Young mostly stood around when Murray handled the ball in the half court, often disengaging from possessions and wandering out to the logo. He still took 80% of his threes off the dribble, which is in line with his previous three seasons. That’s despite shooting under 33% on pull-up triples compared to 42% off the catch for his career. If a coach with Snyder’s pedigree can’t convince Young to adapt, I’m not sure anyone can.
Murray could also amp up his cutting, relocating, and off-the-catch attacking to make himself more of a pressure release for Young, which would help compensate for the fact that he isn’t much of a spot-up threat (32.4% on catch-and-shoot threes last season). That last part wasn’t just a Murray problem, either; the Hawks as a team ranked dead last in 3-point attempt rate and 21st in 3-point percentage. (That they nonetheless managed a top-10 offensive rating is a tribute to Young’s wizardry.) Ideally, there will be more room to breathe this year with John Collins gone, De’Andre Hunter sliding up to the four, and another wing – presumably AJ Griffin – jumping into the starting lineup.
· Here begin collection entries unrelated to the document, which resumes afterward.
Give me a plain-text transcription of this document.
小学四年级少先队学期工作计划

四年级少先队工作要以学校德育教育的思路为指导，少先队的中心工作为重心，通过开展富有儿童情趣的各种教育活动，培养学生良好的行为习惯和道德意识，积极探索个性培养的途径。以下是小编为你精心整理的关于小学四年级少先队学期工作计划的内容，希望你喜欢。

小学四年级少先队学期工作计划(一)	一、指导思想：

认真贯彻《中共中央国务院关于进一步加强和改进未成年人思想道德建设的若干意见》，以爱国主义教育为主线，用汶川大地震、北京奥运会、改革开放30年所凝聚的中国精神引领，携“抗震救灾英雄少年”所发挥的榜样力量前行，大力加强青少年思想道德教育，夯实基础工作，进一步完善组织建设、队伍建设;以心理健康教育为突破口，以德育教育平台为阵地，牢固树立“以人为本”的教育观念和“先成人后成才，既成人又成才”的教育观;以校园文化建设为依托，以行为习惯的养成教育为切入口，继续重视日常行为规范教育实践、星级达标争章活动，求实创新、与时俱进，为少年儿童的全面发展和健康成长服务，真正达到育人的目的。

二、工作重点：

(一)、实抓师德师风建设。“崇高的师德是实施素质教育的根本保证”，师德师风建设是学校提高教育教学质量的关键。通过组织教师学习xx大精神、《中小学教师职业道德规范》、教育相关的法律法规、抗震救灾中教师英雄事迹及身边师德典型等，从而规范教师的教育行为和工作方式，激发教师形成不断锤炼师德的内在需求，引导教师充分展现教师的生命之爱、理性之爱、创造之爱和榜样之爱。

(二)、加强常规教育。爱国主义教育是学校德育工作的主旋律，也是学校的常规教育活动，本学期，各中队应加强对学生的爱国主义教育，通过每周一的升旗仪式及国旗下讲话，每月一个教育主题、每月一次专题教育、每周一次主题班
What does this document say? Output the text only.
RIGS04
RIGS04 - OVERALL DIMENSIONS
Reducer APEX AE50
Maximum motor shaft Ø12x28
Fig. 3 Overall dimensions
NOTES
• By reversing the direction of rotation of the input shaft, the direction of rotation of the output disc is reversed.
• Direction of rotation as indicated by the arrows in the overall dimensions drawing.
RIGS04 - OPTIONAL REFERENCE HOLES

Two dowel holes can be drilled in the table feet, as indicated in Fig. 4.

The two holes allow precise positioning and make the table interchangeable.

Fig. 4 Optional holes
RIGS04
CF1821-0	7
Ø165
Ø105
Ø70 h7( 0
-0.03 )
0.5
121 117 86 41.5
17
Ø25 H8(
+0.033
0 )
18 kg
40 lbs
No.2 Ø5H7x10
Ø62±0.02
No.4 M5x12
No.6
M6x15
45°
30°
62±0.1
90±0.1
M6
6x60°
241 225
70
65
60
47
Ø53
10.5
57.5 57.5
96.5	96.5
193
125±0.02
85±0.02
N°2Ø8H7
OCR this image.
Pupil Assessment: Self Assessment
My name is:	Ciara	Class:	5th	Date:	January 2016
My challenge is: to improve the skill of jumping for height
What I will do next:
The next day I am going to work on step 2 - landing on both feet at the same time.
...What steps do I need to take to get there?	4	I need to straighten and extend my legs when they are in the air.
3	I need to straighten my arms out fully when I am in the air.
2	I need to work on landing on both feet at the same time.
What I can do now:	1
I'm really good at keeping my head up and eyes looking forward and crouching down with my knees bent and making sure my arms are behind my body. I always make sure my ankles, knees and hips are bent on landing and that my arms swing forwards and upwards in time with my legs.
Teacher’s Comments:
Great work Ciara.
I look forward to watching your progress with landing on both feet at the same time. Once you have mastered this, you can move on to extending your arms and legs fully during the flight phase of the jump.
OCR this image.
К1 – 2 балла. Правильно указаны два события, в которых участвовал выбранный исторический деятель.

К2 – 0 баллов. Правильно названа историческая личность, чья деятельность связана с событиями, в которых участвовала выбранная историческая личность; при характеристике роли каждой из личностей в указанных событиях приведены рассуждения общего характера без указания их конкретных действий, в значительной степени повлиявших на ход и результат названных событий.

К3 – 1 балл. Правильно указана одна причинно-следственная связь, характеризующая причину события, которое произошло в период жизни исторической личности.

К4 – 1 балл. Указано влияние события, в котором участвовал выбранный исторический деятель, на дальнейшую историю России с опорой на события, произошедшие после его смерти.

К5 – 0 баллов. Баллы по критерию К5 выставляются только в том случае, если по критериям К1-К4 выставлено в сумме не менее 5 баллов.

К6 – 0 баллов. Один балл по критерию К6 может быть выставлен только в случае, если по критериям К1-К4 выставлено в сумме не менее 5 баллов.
But the Hawks need to improve most at the other end of the floor. Last year, they surrendered a ton of shots at the rim, fouled a lot, and struggled to clean the defensive glass, and almost all of those issues stemmed from leakiness at the point of attack. While that comes with the territory for Young, the infrastructure around him can be stronger. Murray did his job, but as a perimeter defender who doesn’t excel as a low man, he can only impact so much. Hunter, the team’s de facto wing stopper, has to start living up to his defensive potential. Third-year forward Jalen Johnson has fantastic tools that he can only actualize by improving his on-ball technique. Ditto for Saddiq Bey.
Atlanta’s center rotation is its strongest defensive link. Clint Capela and Onyeka Okongwu are both capable of putting out fires on the backline, playing between two guys in drop coverage, and executing late switches while staying connected to ball-handlers in space. That allows the Hawks’ help defenders to stay home on shooters, while their on-ball defenders veer back to take away pick-and-pops. One of the few things the team did well defensively last season was suppress opponent 3-point attempts. Tighten things up on the perimeter and contain the ball a bit better and this team can get into the league-average range. Coupled with an elite offense, that would allow the Hawks to sniff 50 wins.
For now, though, these trades still read as cautionary tales. They might have even helped chill the market for available flawed stars like Damian Lillard, James Harden, and Pascal Siakam. If so, maybe better outcomes in Year 2 will have a thawing effect, showing that big swings can be worthwhile for middle-of-the-road, mid-market teams – even if the payoff isn’t immediate.